Want to know what Kodiak Oil & Gas' (UNKNOWN: KOG.DL ) New Year's resolution is? Make a ton of money for its investors.
A new year, a new budget
Talk is cheap, practically free. The big question is how will Kodiak Oil & Gas deliver?
If you take a look at Kodiak's 2014 budget, there are two things that pop right out if you have been following the company for a while. The first thing to take note of is how much Kodiak is going to spend next year.
Take a little off the top
This year Kodiak Oil & Gas spent ~$1 billion to grow production by 123% year over year (as of its last quarter), which helped Kodiak become consistently profitable. Kodiak is now raking in more than $200 million in earnings before interest, taxes, depreciation, and amortization a quarter.

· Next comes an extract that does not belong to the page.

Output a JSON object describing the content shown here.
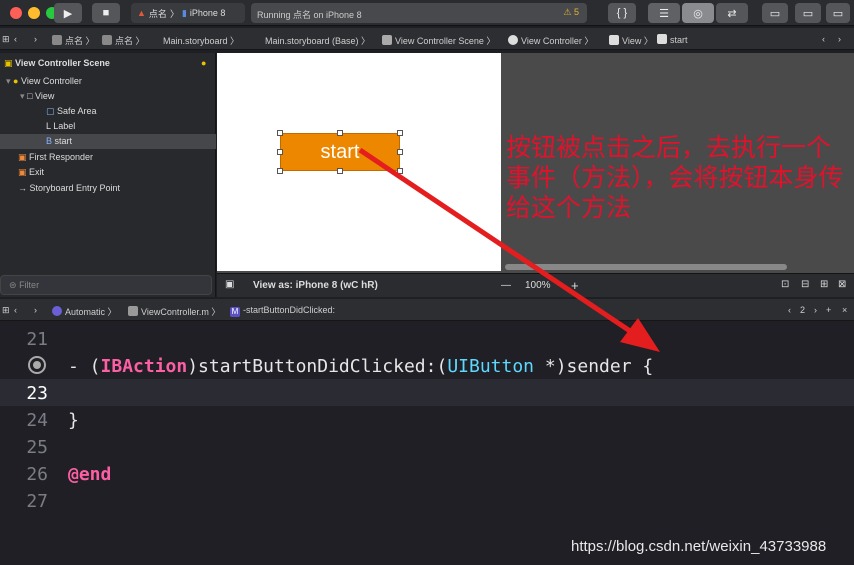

The second thing that pops out in Kodiak's press release is that 2014 will continue to bring production growth, even as Kodiak spends $60 million less on capital expenditures. Some $940 million will allow Kodiak to complete 100 net wells in the Bakken, similar to 2013 levels, while allocating $50 million for further acquisitions and infrastructure build outs. Those wells will allow Kodiak to boost output by 45% next year.
This is where Kodiak Oil & Gas' resolution kicks in. If Kodiak can keep growing production, yet spend $60 million less to complete the same number of wells, then its bottom line will explode.
Keep in mind that this is a simplification of what could happen, but bear with me. If you take that $60 million and divide it by four quarters, you get $15 million a quarter. Also, assuming production growth roughly parallels that of earnings, Kodiak will grow its bottom line by $96.3, if margins and received oil prices remain constant.
The $96.3 million plus $15 million is $111.3 million. Divide $111.3 million by $214 million and Kodiak could grow its EBITDA by 52% in 2014. While plenty of other factors could change this growth rate one way or the other, the general idea is that Kodiak Oil & Gas could post earnings growth of ~50% in 2014.
Approximately 50% earnings growth is nothing to laugh at, especially when Kodiak trades at a Price-to-Earnings ratio of 24x. This is why investors should consider Kodiak Oil & Gas for their portfolio, as it is a great Bakken growth story that still has plenty to give.
A cherry on top
The production and earnings story looks promising for Kodiak Oil & Gas, but there are other things to be excited for as well.
Kodiak's revolving credit line was increased by $250 million to $1.3 billion, which allows for Kodiak to grow beyond its cash flow and repay the debt later with larger production.
16 > 12
In 2013, the big story for Kodiak was its downspacing tests in the Smokey and Polar areas, which both yielded good results. Kodiak was able to successfully bring 12 wells online in both areas on just one unit. This downspacing utilization allowed Kodiak to tap into more benches of the Bakken and Three-Forks plays, which maximizes the amount of recoverable oil on its acreage.
Management saw the impressive figures coming out of each play and decided to push onward with its downspacing efforts. Just east of the Polar area, Kodiak Oil & Gas is going to try and complete 16 wells on one 1,280 acre unit. The unit will contain four pads each with four wells, which Kodiak has stated will tap into each bench of the Bakken and Three-Forks.
Two of those wells will be devoted to the lower bench of the Three-Forks. Plenty of wells in North Dakota have been completed that don't tap into the lower part of the Three-Forks. Now some exploration and production players are waking up and realizing that the Three-Forks could hold much more oil than previously expected.
"America's oil champion"
According to its website, Continental Resources (NYSE: CLR ) is "America's oil champion." Regardless of whether or not that's true, Continental Resources did complete the first high-density project in the Bakken that tapped into each bench of the Bakken and Three-Forks plays.
The Hawkinson downspacing project is proof that there is much more oil in the Bakken and Three-Forks than previously expected. A while ago, Continental Resources saw 24 billion barrels of recoverable oil equivalent. Now Continental Resources sees the amount of recoverable oil equivalent ranging from 32 billion to 45 billion barrels, depending on the recovery rate.
If Continental Resources is able to tap into the lower Three-Forks benches successfully with its three other downspacing projects, maybe it could one day become "America's oil champion." Until then, Continental Resources will be working side by side with Kodiak Oil & Gas as oil producers, as both companies try to maximize their acreage on what could be one of the biggest oilfields in the world.
Kodiak Oil & Gas has had a stellar 2013 with triple-digit earnings and output growth. Going into 2014, Kodiak will continue to grow substantially with double- digit earnings and production growth. Considering Kodiak's low valuation versus its growth prospects, I would definitely recommend this stock to investors looking for Bakken exposure.